Festival de Gérardmer: February

Festival de Gérardmer: February
Envoyer à un ami Imprimer la page Accéder au forum Notez ce film
February
États-Unis, 2015
De Oz Perkins
Scénario : Oz Perkins
Durée : 1h33
Note FilmDeCulte : *****-
  • Festival de Gérardmer: February
  • Festival de Gérardmer: February

Parce qu’étrangement leurs parents ne sont pas venus les chercher pour les vacances d’hiver, Rose et Kat sont retenues dans la prestigieuse institution pour jeunes filles où elles suivent leurs études. Dans un pèlerinage sanglant à travers les paysages gelés, Joan décide de s’y rendre. Au fur et à mesure qu’elle s’en rapproche, Kat est assaillie de visions terrifiantes et Rose voit avec horreur sa camarade devenir possédée par une force invisible et maléfique.

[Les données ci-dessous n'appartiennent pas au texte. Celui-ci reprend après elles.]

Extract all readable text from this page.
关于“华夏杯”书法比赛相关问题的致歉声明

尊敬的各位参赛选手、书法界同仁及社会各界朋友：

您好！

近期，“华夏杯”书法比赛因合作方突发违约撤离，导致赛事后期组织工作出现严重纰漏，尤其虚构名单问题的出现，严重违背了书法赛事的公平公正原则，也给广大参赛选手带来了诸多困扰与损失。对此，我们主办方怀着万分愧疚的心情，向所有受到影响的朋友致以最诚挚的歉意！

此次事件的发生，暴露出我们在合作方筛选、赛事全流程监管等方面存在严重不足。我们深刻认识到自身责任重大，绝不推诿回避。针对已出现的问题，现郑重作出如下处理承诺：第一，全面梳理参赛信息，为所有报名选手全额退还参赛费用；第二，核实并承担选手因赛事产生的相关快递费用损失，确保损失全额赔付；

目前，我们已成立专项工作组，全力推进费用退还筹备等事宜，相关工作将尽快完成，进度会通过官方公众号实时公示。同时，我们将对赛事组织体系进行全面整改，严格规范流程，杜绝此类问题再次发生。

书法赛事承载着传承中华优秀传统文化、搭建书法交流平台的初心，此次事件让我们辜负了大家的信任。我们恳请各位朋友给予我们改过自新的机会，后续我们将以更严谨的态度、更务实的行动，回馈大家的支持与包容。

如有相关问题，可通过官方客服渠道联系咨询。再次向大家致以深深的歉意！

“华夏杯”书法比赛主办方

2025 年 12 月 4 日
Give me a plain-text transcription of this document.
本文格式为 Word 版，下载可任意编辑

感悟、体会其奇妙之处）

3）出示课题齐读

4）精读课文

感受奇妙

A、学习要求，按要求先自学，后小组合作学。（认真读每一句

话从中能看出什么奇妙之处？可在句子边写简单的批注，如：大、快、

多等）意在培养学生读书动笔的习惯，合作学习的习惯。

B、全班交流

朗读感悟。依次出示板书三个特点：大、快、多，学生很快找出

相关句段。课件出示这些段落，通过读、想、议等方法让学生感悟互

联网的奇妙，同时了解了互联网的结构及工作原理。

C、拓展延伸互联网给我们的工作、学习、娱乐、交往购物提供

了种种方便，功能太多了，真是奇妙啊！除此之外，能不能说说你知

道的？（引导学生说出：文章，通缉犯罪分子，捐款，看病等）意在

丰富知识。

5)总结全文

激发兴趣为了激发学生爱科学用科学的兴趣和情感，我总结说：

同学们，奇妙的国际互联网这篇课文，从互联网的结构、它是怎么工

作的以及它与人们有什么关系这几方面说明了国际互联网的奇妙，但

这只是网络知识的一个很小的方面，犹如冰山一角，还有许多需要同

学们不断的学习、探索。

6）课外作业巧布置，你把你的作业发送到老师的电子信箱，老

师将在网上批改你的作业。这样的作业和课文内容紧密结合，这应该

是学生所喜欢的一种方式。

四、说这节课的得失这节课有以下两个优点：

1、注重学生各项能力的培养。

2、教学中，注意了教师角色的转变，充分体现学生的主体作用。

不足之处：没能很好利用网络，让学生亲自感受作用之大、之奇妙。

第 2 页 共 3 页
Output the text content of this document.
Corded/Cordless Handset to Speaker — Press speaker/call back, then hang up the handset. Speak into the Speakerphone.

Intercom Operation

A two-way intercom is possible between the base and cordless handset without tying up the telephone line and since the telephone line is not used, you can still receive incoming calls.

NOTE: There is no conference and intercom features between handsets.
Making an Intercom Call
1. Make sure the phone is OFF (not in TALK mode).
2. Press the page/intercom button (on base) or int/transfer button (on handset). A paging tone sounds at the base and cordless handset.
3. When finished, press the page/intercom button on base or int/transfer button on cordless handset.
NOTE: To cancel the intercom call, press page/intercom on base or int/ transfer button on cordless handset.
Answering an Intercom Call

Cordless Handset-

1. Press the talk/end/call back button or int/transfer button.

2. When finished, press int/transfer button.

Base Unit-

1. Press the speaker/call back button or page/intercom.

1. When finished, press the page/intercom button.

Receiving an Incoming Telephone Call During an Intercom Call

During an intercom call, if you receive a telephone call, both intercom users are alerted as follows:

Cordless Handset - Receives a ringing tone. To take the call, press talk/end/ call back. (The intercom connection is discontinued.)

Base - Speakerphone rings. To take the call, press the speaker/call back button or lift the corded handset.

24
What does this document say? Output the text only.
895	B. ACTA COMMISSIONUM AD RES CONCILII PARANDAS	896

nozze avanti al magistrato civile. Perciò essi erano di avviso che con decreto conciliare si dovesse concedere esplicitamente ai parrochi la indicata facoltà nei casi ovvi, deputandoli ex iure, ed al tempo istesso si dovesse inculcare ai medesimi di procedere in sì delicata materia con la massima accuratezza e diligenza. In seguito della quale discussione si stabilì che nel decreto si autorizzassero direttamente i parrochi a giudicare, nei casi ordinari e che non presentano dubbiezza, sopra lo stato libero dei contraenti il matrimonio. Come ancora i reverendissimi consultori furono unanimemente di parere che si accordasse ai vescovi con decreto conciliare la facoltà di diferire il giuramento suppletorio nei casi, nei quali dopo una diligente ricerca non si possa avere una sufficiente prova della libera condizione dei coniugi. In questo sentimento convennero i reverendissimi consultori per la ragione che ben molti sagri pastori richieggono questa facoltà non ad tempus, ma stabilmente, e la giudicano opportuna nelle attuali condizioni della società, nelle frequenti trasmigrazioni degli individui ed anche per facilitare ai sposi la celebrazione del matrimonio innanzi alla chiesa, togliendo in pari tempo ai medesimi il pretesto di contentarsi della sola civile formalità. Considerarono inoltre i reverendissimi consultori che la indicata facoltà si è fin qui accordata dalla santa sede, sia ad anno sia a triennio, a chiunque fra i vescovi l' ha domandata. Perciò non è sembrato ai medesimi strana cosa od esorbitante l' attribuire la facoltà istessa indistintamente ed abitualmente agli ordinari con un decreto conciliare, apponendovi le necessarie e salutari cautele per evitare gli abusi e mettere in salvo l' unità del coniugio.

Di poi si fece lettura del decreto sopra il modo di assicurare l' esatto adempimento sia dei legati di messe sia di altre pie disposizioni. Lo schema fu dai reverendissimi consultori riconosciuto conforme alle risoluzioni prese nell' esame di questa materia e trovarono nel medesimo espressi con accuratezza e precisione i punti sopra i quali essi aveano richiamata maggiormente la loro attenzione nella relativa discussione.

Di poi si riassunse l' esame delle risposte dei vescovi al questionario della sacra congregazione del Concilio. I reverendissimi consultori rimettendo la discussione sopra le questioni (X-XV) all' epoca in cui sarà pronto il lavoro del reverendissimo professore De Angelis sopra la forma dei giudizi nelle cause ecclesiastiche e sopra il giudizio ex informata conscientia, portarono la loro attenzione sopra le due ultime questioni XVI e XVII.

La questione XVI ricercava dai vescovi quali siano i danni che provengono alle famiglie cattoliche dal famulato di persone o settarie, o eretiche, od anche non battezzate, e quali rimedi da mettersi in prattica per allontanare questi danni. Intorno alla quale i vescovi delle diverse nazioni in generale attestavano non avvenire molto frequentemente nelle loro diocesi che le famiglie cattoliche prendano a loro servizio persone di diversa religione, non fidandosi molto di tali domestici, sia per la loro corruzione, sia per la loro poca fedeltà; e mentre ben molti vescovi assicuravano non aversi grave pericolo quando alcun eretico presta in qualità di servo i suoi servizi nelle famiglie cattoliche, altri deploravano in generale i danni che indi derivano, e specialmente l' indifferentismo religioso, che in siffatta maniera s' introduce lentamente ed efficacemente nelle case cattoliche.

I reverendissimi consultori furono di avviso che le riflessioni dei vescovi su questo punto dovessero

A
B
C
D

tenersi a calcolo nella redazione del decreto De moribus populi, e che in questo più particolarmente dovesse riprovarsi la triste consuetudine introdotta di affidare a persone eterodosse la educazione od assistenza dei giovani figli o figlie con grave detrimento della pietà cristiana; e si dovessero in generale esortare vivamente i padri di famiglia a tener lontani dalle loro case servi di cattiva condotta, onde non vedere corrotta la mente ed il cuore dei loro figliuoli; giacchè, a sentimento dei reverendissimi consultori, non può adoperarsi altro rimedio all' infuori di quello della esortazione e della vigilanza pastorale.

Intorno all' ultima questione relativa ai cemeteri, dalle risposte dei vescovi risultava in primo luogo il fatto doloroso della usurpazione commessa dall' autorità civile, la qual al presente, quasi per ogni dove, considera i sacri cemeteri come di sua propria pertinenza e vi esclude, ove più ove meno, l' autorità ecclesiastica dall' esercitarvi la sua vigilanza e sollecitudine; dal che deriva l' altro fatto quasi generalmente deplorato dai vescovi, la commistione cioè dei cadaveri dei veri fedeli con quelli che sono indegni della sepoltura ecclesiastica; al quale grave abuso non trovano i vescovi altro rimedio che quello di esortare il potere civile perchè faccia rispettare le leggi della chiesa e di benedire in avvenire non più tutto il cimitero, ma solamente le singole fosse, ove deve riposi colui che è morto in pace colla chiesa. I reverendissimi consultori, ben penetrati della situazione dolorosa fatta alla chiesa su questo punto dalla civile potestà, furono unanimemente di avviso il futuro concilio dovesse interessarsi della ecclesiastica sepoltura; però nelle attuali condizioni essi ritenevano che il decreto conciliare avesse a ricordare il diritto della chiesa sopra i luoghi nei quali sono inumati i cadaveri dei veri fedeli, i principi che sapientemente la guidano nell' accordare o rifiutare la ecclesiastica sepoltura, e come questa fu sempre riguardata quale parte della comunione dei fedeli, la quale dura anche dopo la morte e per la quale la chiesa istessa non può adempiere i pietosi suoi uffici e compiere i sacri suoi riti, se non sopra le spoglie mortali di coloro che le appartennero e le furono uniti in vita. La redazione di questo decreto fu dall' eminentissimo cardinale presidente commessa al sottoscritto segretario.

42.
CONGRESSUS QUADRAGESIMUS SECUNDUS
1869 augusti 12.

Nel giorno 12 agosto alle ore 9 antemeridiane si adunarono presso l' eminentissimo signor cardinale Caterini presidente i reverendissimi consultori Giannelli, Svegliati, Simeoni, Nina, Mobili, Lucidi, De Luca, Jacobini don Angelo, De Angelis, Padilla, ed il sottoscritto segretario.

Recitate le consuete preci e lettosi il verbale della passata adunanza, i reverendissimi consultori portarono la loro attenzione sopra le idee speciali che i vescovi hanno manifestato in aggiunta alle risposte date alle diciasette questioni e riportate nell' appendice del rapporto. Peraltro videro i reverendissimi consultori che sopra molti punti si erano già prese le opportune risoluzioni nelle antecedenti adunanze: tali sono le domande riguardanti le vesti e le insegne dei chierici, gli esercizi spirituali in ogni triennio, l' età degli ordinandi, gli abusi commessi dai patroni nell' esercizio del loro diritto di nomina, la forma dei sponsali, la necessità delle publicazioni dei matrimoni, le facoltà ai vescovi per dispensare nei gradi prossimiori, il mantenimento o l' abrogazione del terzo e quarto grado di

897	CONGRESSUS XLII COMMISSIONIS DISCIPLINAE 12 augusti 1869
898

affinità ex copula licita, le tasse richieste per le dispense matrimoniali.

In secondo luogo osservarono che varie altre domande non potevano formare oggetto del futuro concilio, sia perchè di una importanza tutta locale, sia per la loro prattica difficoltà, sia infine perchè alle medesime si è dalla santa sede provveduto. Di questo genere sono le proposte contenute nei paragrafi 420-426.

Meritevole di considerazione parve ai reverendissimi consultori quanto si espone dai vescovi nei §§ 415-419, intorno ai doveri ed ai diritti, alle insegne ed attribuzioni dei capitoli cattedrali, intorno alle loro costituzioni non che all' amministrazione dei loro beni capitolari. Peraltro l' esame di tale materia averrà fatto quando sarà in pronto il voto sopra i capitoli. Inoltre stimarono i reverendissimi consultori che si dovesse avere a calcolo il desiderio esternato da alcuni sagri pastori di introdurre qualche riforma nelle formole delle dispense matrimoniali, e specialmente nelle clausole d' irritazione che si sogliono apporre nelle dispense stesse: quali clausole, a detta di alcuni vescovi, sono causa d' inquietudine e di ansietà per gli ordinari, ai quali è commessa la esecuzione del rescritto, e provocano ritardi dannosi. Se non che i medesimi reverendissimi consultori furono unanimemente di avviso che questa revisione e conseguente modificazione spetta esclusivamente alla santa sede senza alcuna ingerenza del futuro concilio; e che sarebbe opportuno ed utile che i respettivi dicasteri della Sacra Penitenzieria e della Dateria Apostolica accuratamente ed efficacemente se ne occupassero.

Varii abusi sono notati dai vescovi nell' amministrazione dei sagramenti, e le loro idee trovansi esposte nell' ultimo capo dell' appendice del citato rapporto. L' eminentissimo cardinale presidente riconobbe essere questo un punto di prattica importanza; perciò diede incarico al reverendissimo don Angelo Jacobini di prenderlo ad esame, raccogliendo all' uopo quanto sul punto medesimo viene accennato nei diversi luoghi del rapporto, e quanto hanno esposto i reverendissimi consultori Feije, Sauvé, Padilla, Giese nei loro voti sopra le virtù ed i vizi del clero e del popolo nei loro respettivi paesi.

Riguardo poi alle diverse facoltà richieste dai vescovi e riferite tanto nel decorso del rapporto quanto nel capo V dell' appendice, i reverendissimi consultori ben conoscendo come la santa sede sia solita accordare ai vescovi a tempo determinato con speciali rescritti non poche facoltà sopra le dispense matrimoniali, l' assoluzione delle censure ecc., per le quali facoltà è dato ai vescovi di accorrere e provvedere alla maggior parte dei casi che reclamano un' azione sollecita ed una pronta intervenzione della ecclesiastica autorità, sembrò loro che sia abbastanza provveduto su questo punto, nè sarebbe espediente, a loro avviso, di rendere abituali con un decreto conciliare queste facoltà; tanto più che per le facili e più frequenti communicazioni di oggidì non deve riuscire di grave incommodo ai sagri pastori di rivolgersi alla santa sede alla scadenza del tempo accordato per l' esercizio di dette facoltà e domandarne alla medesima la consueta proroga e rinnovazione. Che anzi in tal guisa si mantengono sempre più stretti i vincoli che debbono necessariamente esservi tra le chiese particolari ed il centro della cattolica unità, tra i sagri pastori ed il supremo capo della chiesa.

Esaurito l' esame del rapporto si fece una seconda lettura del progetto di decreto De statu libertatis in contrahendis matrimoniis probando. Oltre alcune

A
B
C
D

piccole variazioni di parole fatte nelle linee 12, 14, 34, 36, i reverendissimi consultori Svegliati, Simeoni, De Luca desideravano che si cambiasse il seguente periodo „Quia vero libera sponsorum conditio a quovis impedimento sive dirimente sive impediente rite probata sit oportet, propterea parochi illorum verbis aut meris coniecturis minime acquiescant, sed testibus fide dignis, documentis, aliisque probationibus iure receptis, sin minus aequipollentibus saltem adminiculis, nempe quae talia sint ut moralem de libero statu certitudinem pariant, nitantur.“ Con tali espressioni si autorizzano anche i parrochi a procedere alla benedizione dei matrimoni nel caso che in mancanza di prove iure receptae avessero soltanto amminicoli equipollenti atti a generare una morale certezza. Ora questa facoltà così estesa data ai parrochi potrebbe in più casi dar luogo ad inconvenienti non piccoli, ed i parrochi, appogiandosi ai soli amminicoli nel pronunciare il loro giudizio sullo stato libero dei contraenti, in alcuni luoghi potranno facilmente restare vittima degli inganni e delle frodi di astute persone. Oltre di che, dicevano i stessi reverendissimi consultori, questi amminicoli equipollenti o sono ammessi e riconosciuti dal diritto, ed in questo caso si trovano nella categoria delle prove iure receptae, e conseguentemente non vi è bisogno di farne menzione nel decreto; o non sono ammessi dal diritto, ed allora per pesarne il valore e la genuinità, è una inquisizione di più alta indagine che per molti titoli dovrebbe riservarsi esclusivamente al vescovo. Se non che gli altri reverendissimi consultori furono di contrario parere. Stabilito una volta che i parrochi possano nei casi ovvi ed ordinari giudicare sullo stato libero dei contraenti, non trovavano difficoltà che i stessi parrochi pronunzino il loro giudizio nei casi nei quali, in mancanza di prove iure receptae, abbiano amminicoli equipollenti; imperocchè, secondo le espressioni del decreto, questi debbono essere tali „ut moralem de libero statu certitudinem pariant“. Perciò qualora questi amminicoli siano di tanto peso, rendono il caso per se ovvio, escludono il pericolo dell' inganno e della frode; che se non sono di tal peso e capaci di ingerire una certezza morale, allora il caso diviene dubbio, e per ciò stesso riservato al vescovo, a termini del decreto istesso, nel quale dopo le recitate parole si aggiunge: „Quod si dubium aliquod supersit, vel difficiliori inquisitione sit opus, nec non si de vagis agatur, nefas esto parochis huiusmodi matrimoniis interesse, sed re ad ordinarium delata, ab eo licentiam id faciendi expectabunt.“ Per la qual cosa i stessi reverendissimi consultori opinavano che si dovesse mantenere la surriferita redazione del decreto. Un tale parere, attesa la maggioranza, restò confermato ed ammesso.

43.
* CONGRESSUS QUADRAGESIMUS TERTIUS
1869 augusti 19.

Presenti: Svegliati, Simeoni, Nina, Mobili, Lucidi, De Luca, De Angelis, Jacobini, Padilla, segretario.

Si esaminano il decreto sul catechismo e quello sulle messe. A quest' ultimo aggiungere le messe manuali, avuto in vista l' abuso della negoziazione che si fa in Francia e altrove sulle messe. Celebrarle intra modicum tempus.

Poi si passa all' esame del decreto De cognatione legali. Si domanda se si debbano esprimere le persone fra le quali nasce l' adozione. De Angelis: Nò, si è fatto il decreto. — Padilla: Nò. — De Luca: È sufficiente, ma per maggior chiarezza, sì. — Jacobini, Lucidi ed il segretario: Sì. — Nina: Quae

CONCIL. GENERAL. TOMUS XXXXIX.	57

Il y a des films livrés clés en main, expliqués de A à Z, et il y a les films qui manient les virages et les non-dits jusqu'à préférer former un élégant et stimulant point d’interrogation plutôt qu'un point final net. Toute première réalisation de l'Américain Osgood Perkins (frère du chanteur Elvis, et fils d'Anthony), February est un long métrage aussi mystérieux que son titre est sibyllin. Le genre de film sur lequel, à vrai dire, il vaut mieux en savoir le moins possible. Cela tient certes au fait que ce récit à la construction saccadée possède plus d'une surprise en réserve, mais l'écriture cinématographique est ici plus ambitieuse et exigeante qu'un simple enchaînement de coups de théâtre. Quand de nombreux jeunes réalisateurs se contentent de singer leurs références, Perkins ré-assemble les codes du genre dans une formule qui lui est propre.

Un décor familier semble nous accueillir : une école de filles quasi-désertée pendant les vacances d'hiver et plongée dans un mystérieux silence. On croit se trouver en plein dans la sous-famille fantastique du film de pensionnat de jeunes filles, et finalement pas du tout. La séquence d'introduction nous met pourtant sur la piste : en quelques plans très brefs, avec une économie de dialogues (et donc d'explications) et un découpage qui fait la part belle à l'ellipse, Perkins crée d'emblée une ambiance bien particulière et nous prévient - les indices sont là, ne les laissez pas passer. La tension est glaciale et pourtant le potentiel mélodramatique semble guetter les personnages à chaque coin de rue.

Ce n'est pas la seule ambivalence de l'incroyable atmosphère de February. Des choix de mise en scène très maîtrisés et une ambiance pesante y côtoient des aisances et subtilités d'écriture qui forcent le respect. Certains codes attendus du genre sont totalement ignorés (pas de puberté, de rivalité féminine, ou même de scène de douche) au profit d'un récit étonnamment détaché de certaines contraintes narratives (à quelle époque cette histoire est-elle censée se dérouler exactement ?). Un récit qui parvient à changer de protagonistes en cours de route, à alterner les points de vue, et même amalgamer les genres parfois dans la même scène (surnaturel, slasher). Le jeu de piste est parfois imparfait, demande une attention particulière, et pose parfois plus de questions qu'il n'offre de réponse quitte à semer certains spectateurs en cours. Mais il se révèle par moment tout simplement hypnotisant.

Le rythme très particulier de l'ensemble, lent (sans pourtant que le long métrage paraisse long, une petite prouesse), y est également pour beaucoup. Le plus fascinant paradoxe de February tient d'ailleurs dans le fait que derrière cette partie de puzzle au ralenti, qui pourrait paraître trop maîtrisée, calculée, et derrière l'horreur parfois très concrète à l’œuvre, le mélodrame finit par reprendre le dessus. Les personnages ont la place d'exister, de respirer, mis en valeur par des interprètes convaincantes (dont l'excellente Kiernan Shipka). Cet ultime jonglage est peut-être bien le plus radical : en plus d'être un vrai film fantastique, en plus d'être un petit tour de force d'écriture, February se révèle bouleversant. Comme une étrange métaphore filée sur le deuil, le premier film est à la fois glaçant et poignant.